Random variable(s)

demarsylvain · June 4, 2021, 12:30am

Hi,

I edited my notebook by adding new sections, and one of them is “Random” .

When I build a model, I always add a random variable (from uniform distribution) to detect useless variables. I consider that all variables ranked under the random one are explaining noise. So I remove them , and run a simpler and faster model . As these variables were rarely used by the model, predictions and performances are very similar (but always a little lower ). But the model is easier to implement.

Here, the rank is 39 !

It mean I should remove a lot of variables . I tested it: 2 successive models, one with all variables (LB logloss: 0.6136) and one with only 38 variables (LB logloss: 0.6147).

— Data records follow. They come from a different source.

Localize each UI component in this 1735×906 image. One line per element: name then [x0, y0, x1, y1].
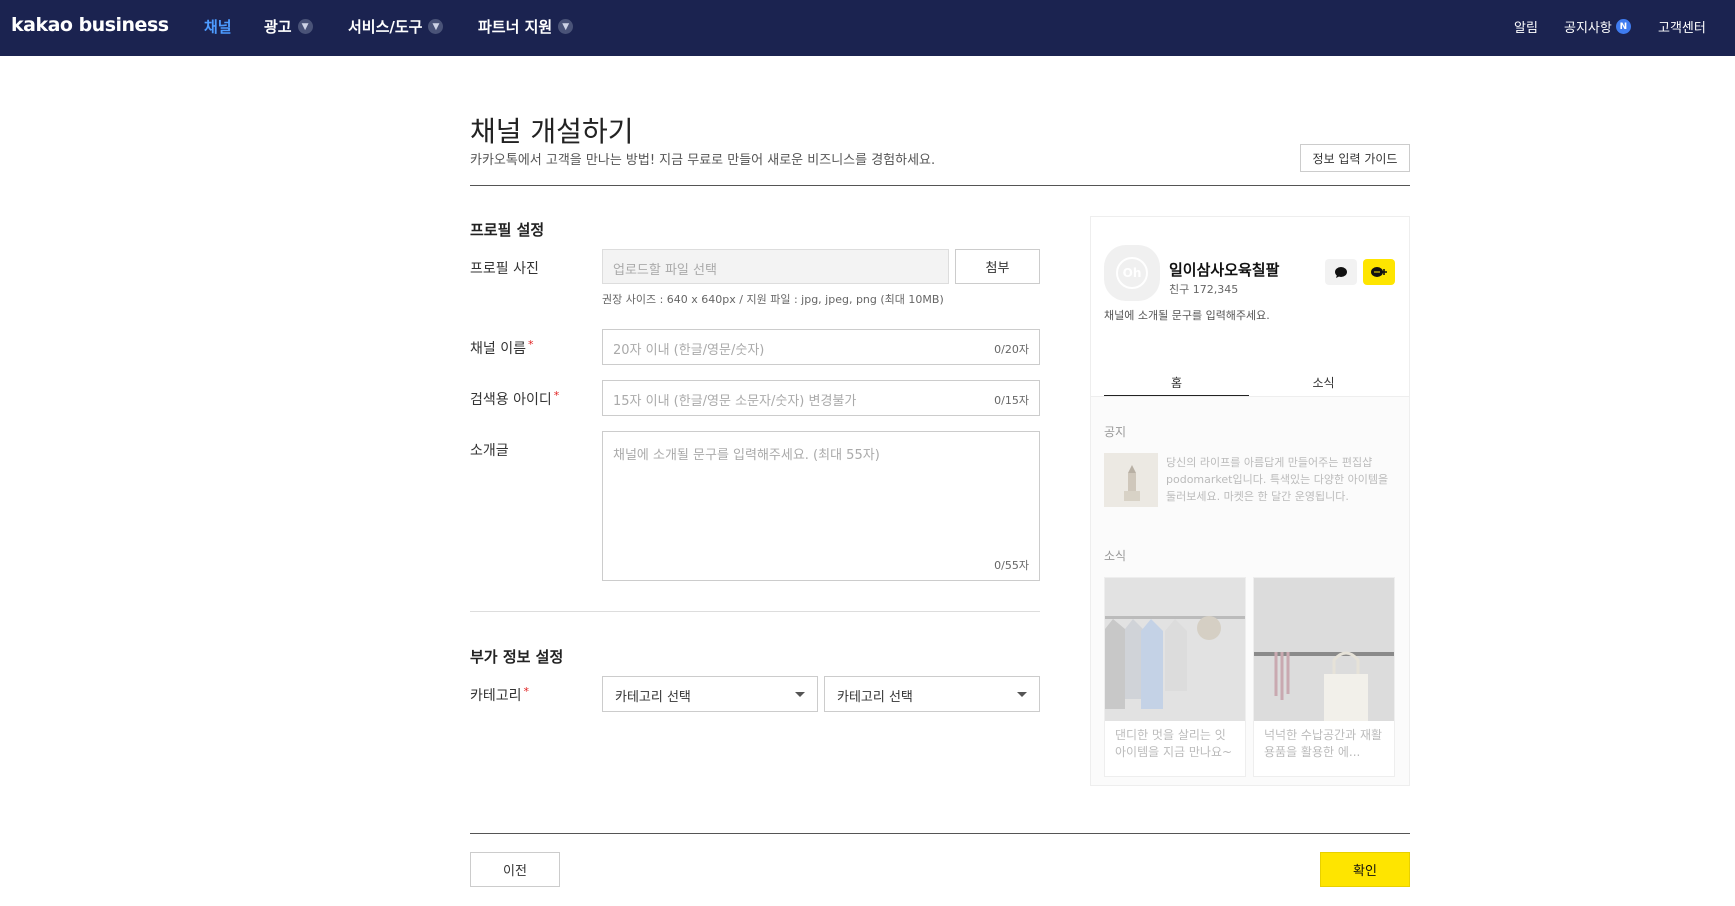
photo-hint: 권장 사이즈 : 640 x 640px / 지원 파일 : jpg, jpeg… — [602, 293, 944, 306]
preview-notice-title: 공지 — [1104, 425, 1127, 439]
preview-news-card-text: 댄디한 멋을 살리는 잇 아이템을 지금 만나요~ — [1115, 728, 1233, 759]
preview-news-card: 댄디한 멋을 살리는 잇 아이템을 지금 만나요~ — [1104, 577, 1246, 777]
notice-link-label: 공지사항 — [1564, 21, 1612, 36]
nav-item-ads[interactable]: 광고 ▼ — [264, 16, 313, 37]
alarm-link[interactable]: 알림 — [1514, 17, 1538, 36]
attach-button[interactable]: 첨부 — [955, 249, 1040, 284]
notice-link[interactable]: 공지사항 N — [1564, 17, 1631, 36]
category-select-value: 카테고리 선택 — [837, 690, 913, 705]
required-mark: * — [553, 389, 560, 402]
nav-item-label: 광고 — [264, 18, 292, 36]
extra-section-title: 부가 정보 설정 — [470, 648, 564, 666]
channel-name-placeholder: 20자 이내 (한글/영문/숫자) — [613, 343, 765, 358]
add-channel-icon — [1363, 259, 1395, 285]
category-select-value: 카테고리 선택 — [615, 690, 691, 705]
page-title: 채널 개설하기 — [470, 115, 634, 148]
caret-down-icon — [1017, 692, 1027, 697]
footer-divider — [470, 833, 1410, 834]
preview-friend-count: 친구 172,345 — [1169, 283, 1239, 296]
channel-preview: Oh 일이삼사오육칠팔 친구 172,345 채널에 소개될 문구를 입력해주세… — [1090, 216, 1410, 786]
search-id-label: 검색용 아이디 * — [470, 389, 559, 409]
chat-icon — [1325, 259, 1357, 285]
profile-section-title: 프로필 설정 — [470, 221, 545, 239]
required-mark: * — [523, 685, 530, 698]
notice-thumbnail — [1104, 453, 1158, 507]
intro-counter: 0/55자 — [994, 559, 1029, 572]
channel-name-label: 채널 이름 * — [470, 338, 533, 358]
preview-news-title: 소식 — [1104, 549, 1127, 563]
category-label: 카테고리 * — [470, 685, 529, 705]
nav-item-services-tools[interactable]: 서비스/도구 ▼ — [348, 16, 444, 37]
nav-item-channel[interactable]: 채널 — [204, 16, 232, 37]
confirm-button[interactable]: 확인 — [1320, 852, 1410, 887]
category-select-primary[interactable]: 카테고리 선택 — [602, 676, 818, 712]
nav-item-label: 채널 — [204, 18, 232, 36]
nav-item-label: 서비스/도구 — [348, 18, 423, 36]
support-link[interactable]: 고객센터 — [1658, 17, 1706, 36]
chevron-down-icon: ▼ — [558, 19, 574, 34]
channel-avatar: Oh — [1104, 245, 1160, 301]
search-id-label-text: 검색용 아이디 — [470, 392, 552, 408]
intro-label: 소개글 — [470, 443, 509, 459]
nav-item-label: 파트너 지원 — [478, 18, 553, 36]
top-navigation: kakao business 채널 광고 ▼ 서비스/도구 ▼ 파트너 지원 ▼… — [0, 0, 1735, 56]
preview-news-card: 넉넉한 수납공간과 재활용품을 활용한 에... — [1253, 577, 1395, 777]
channel-name-counter: 0/20자 — [994, 343, 1029, 356]
avatar-placeholder-text: Oh — [1116, 257, 1148, 289]
channel-name-label-text: 채널 이름 — [470, 341, 526, 357]
previous-button[interactable]: 이전 — [470, 852, 560, 887]
preview-tab-news: 소식 — [1312, 376, 1335, 390]
profile-photo-label: 프로필 사진 — [470, 261, 539, 277]
bag-rack-image — [1254, 578, 1394, 721]
search-id-counter: 0/15자 — [994, 394, 1029, 407]
intro-textarea[interactable]: 채널에 소개될 문구를 입력해주세요. (최대 55자) 0/55자 — [602, 431, 1040, 581]
intro-placeholder: 채널에 소개될 문구를 입력해주세요. (최대 55자) — [613, 448, 880, 463]
preview-tab-home: 홈 — [1104, 367, 1249, 397]
chevron-down-icon: ▼ — [428, 19, 444, 34]
preview-notice-text: 당신의 라이프를 아름답게 만들어주는 편집샵 podomarket입니다. 특… — [1166, 456, 1389, 503]
preview-news-card-text: 넉넉한 수납공간과 재활용품을 활용한 에... — [1264, 728, 1383, 759]
header-divider — [470, 185, 1410, 186]
info-guide-button[interactable]: 정보 입력 가이드 — [1300, 144, 1410, 172]
preview-description: 채널에 소개될 문구를 입력해주세요. — [1104, 309, 1270, 322]
page-subtitle: 카카오톡에서 고객을 만나는 방법! 지금 무료로 만들어 새로운 비즈니스를 … — [470, 153, 936, 168]
caret-down-icon — [795, 692, 805, 697]
chevron-down-icon: ▼ — [297, 19, 313, 34]
nav-item-partner-support[interactable]: 파트너 지원 ▼ — [478, 16, 574, 37]
category-label-text: 카테고리 — [470, 688, 522, 704]
search-id-input[interactable]: 15자 이내 (한글/영문 소문자/숫자) 변경불가 0/15자 — [602, 380, 1040, 416]
kakao-business-logo[interactable]: kakao business — [11, 14, 169, 36]
clothing-rack-image — [1105, 578, 1245, 721]
preview-channel-name: 일이삼사오육칠팔 — [1169, 261, 1280, 279]
channel-name-input[interactable]: 20자 이내 (한글/영문/숫자) 0/20자 — [602, 329, 1040, 365]
required-mark: * — [527, 338, 534, 351]
category-select-secondary[interactable]: 카테고리 선택 — [824, 676, 1040, 712]
section-divider — [470, 611, 1040, 612]
search-id-placeholder: 15자 이내 (한글/영문 소문자/숫자) 변경불가 — [613, 394, 857, 409]
new-badge: N — [1615, 19, 1631, 34]
profile-photo-file-field[interactable]: 업로드할 파일 선택 — [602, 249, 949, 284]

Very similar …

My feeling, and it was already discuss in a different post, is that random play a strong part in our submissions. Results and ranks will (randomly?) change on the 40% hidden dataset.

What do you think ?

jyot_makadiya · June 4, 2021, 5:37am

Hello @demarsylvain,
TLDR: My experiments were somewhat different than yours but the conclusion is similar that data contains some noise/random variables which plays a big role in predictions.
I first tried with raw features and minimal pre-processing, then with heavy feature engineering (around 8-10 features were added), and finally experimented with removing unnecessary features. The results were shockingly similar and unintuitive to me. My raw features model performs almost similar to the heavy feature engineered model and minimal features model. The same data with slight changes leads to a drastic difference in log loss (kinda butterfly effect), therefore I think it’s the case of random variable majorly impacting the results. I hope this helps.